I am not sure if this has been mentioned/talked about elsewhere but as of now the the inlining optimizer is only available for Scala 2.12/Scala 2.13. While Dotty/Scala has the new inline keyword, this is only for manual optimization where as the advantage of the Scala 2.12/2.13 optimizer is that it goes through the entire codebase looking for cases that makes sense to inline (i.e. megamorphic calls) without developers having to manually figure out what needs to be inlined and what not.
Are there any plans to add this functionality to Scala 3 and if so is there a chance that it would be backported to Scala 3.3 LTS?
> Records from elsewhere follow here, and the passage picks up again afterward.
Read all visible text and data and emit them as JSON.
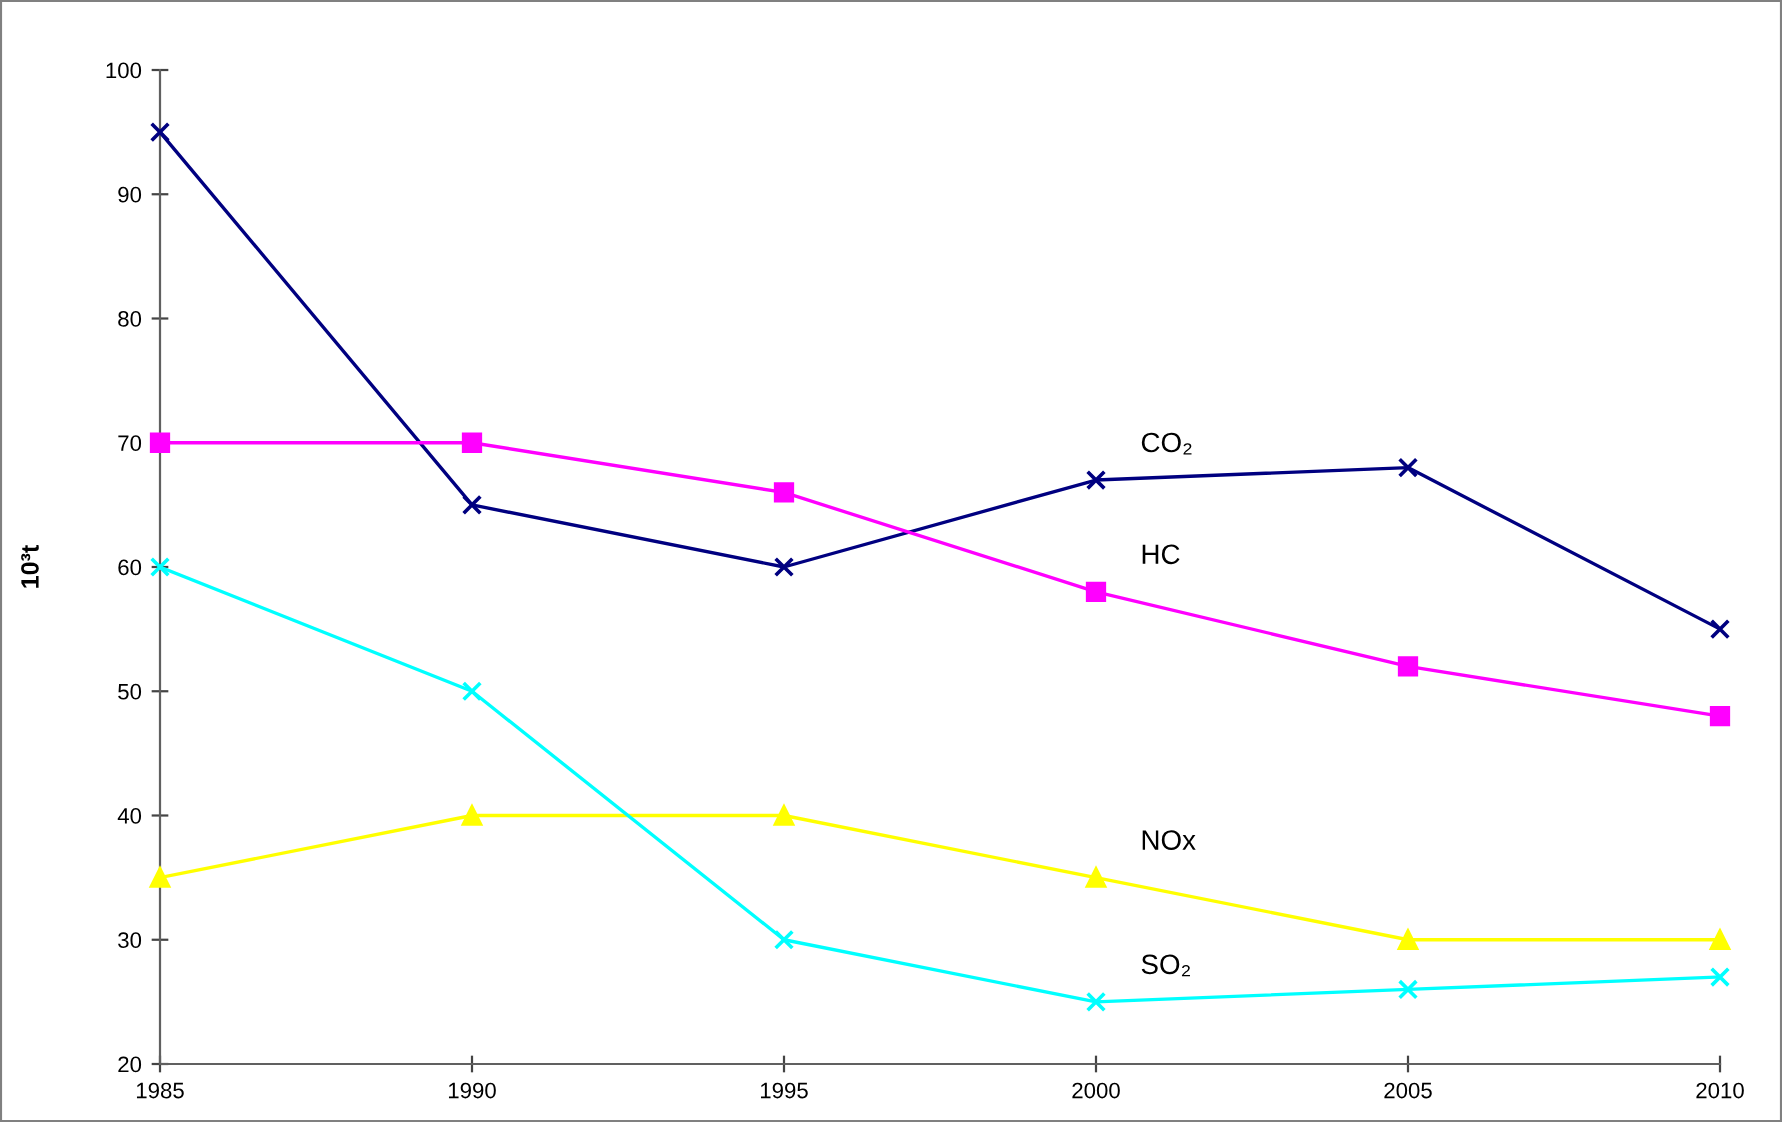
{
  "chart_data": {
    "type": "line",
    "ylabel": "10³t",
    "x": [
      1985,
      1990,
      1995,
      2000,
      2005,
      2010
    ],
    "series": [
      {
        "name": "CO₂",
        "color": "#000080",
        "marker": "cross",
        "values": [
          95,
          65,
          60,
          67,
          68,
          55
        ]
      },
      {
        "name": "HC",
        "color": "#ff00ff",
        "marker": "square",
        "values": [
          70,
          70,
          66,
          58,
          52,
          48
        ]
      },
      {
        "name": "NOx",
        "color": "#ffff00",
        "marker": "triangle",
        "values": [
          35,
          40,
          40,
          35,
          30,
          30
        ]
      },
      {
        "name": "SO₂",
        "color": "#00ffff",
        "marker": "cross",
        "values": [
          60,
          50,
          30,
          25,
          26,
          27
        ]
      }
    ],
    "xlim": [
      1985,
      2010
    ],
    "xticks": [
      1985,
      1990,
      1995,
      2000,
      2005,
      2010
    ],
    "ylim": [
      20,
      100
    ],
    "yticks": [
      20,
      30,
      40,
      50,
      60,
      70,
      80,
      90,
      100
    ],
    "grid": false,
    "legend": false
  }
}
I’m far from expert in this area, just curious to understand: in the docs you linked, under “Motivation” there is a link to a 2015 talk video by @lrytz outlining the “problem”, which itself references older blogs going back to 2011. It certainly sounds like a pretty compelling need, based on Lukas’s explanation.
Approximately, the problem is with highly “megamorphic” virtual calls like function apply() that call tiny snippets of code in hot loops. If these were inlined, the virtual call overhead could be eliminated.
I’m just wanting to confirm whether the need for inline still exists a decade later, or whether improvements in the runtime mean the problem is less acute now?
GraalVM (I mean the JVM with new JIT implementation written in Java, not Graal Native Image) is a lot better than HotSpot in finding inlining chains that eliminate megamorphic callsites. These improvements are partially available in CE, fully only in EE.
The 2.12 / 2.13 optimizer implementation is independent of the compiler’s frontend representation (Types / Symbols / ASTs), it works on the bytecode representation. Some metadata that is useful for the optimizer but not represented in the bytecode is stored in classfiles as a separate attribute (InlineInfoAttribute). This allows the optimizer to work with classfiles without looking at the “pickle”, the serialized symbol table (what would be Tasty on Scala 3).
This setup would allow adding the optimzier to the Scala 3 compiler relatively easily.
The code could also be used as a basis for implementing a compiler-independent optimizer (linker). I believe this would be a better way forward because the linker can make a closed-world assumption. This makes many more methods effectively final (methods that don’t have any overrides in the code being optimized), which enables inlining. Also unused code / classes can be removed, which makes more methods effectively final.
For Scala 3, a linker based on Tasty is also a viable option.
I do recall that the new GraalVM jit is a lot better at detecting megamorphic callsites but I don’t think its wise to rely on EE because that doesn’t send the best message.
Ideally the Scala 3 compiler should produce the most optimial bytecode for the platforms it supports and that I would presume would be in OpenJDK/CE for JVM.
Porting the Scala 2 optimizer is on our things to do list. Nothing is scheduled yet, we are still in the stage where we look for someone who could do it.
This whole-world optimizer and linker looked quite promising. But I’ve never ever heard again about it. Almost like it evaporated into thin air…
I guess something like that could be really interesting in places where performance is king—and you usually can’t use any abstractions because of that. Such a powerful optimizer would let one write high level code even in the HPC context. Scala was once¹ targeted explicitly towards HPC applications. But Scala could become only a first-class choice in this field if abstractions were free.
Zero cost abstractions are one of the strongest selling-point for Rust. I’ve heard rumors that people are leaving Scala for Rust… So embracing and extending Rust’s current advantages would be a smart move!
To my highest enjoyment I’ve also heard Scala is going to take inspiration from the overly praised error handling in Rust. That’s so exciting. Can’t wait for the results. Wise decision! But why not take some more inspiration from Rust’s good parts and its selling points?
I am really looking forward to a Scala with zero cost FP capabilities! Such a language is long overdue.
It’s time for disrupting innovation. Scala should lead once more also on that ground.
That is welcome news. I recall when experimenting with Graal EE (EE specifically and only) that it seemed to eliminate much of the performance impact arising from boxing of primitives. Presumably, that runtime’s optimizations are able to “unbox” primitives in many cases and avoid heap allocation.